Since Autumn arrived, I’ve been thinking about all the things I meant to do this summer, but didn’t.  For instance, I managed to clean up the garage, somewhat, but never got to the large attached storage room which is definitely a warm-weather job. (I picked up the stick of regret and began to pound.) Why, oh why, did I let the time go by and not do it because now it was too late. (I grabbed the whip of remorse.) Another year will go by and who knows what critters will take up abode in that room!  Then, I moved on to the next thing I never got done. 
Thinking these thoughts did a strange thing to me.  I began to feel overwhelmed and helpless; unable to move forward and achieve anything at all.  The days crawled by while I made lists in my head of all my many failures in life.

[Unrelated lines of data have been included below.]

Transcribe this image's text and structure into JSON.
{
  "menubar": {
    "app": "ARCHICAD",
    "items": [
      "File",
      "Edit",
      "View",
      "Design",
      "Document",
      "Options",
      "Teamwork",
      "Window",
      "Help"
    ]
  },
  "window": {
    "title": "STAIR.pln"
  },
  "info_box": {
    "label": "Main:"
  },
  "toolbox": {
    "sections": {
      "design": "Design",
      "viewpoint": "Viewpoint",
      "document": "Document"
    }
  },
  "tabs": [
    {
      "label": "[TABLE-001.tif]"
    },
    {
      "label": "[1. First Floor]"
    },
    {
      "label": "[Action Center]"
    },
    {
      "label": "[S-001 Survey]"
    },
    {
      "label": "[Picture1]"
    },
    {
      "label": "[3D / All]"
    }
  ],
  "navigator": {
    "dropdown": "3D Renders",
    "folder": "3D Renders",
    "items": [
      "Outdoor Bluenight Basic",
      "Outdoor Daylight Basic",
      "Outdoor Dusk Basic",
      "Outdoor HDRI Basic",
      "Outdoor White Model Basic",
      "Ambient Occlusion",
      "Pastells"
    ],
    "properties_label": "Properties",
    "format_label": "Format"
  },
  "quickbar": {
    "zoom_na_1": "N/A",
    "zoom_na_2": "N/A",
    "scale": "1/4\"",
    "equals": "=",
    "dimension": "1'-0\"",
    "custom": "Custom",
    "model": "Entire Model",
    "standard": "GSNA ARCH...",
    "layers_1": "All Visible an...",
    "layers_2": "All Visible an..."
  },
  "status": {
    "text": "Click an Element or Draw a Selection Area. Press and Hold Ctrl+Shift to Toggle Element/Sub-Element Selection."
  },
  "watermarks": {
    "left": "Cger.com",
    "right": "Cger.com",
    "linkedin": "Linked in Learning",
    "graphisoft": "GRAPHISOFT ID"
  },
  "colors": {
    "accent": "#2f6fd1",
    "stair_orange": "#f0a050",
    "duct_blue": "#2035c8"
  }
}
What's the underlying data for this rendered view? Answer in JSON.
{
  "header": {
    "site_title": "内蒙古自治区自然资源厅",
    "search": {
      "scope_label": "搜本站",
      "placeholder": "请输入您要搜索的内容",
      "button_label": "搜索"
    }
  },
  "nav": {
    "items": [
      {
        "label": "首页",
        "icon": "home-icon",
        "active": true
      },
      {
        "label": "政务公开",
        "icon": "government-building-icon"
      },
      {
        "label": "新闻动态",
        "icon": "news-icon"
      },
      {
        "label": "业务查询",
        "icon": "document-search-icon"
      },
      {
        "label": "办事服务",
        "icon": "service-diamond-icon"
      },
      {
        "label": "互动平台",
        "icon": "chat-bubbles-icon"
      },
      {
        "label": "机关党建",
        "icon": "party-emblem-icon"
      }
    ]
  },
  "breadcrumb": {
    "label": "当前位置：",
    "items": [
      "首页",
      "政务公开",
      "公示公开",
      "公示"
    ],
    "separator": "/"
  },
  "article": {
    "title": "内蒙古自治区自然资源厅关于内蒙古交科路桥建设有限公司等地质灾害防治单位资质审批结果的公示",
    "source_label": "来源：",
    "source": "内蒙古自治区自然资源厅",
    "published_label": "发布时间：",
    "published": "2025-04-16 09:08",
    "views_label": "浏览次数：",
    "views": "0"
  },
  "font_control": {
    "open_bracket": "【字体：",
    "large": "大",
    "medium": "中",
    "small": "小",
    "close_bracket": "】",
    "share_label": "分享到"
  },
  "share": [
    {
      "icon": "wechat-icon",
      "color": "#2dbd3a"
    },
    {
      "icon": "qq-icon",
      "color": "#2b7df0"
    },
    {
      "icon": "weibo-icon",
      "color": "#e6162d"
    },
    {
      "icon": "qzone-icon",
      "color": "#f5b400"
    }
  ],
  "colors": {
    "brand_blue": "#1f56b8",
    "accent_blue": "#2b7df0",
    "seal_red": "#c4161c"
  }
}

Then one day I woke up and said, “STOP IT!” This must stop right now! You must be good to yourself! And how would I be good to myself?  Well, I would start by doing what I could to make my life a little more comfortable between me and my conscience.  I hadn’t vacuumed my bedroom floor all week because I was so busy wielding the stick of regret and whip of remorse.  I hadn’t fixed the newly bent curtain rod in the guest bedroom or hemmed the new curtains for the dining room because I was wallowing in procrastination.  I hadn’t called a good friend for a chat because I felt I never had anything cheerful to say.
I wasn’t seeing the beautiful sunsets or hearing the leaves fall gently against each other.  I was missing the scents of dried herbs rubbed together in the spent garden and the silence of insects that no longer buzzed in the air. The rush of hot and cold air, all in one day, against skin tired of being assaulted by the constant burning summer sun; the settled and sleepy landscape, exhausted after producing, once again, for another season.
No more wasting my time using the stick of regret and whip of remorse!  I plan to make myself happy by indulging in freeing my conscious and moving forward, doing the little things that are important, listening to the sounds of Fall, tasting the harvest, keeping hearts and hands busy, looking forward to tomorrow and all the joy it holds.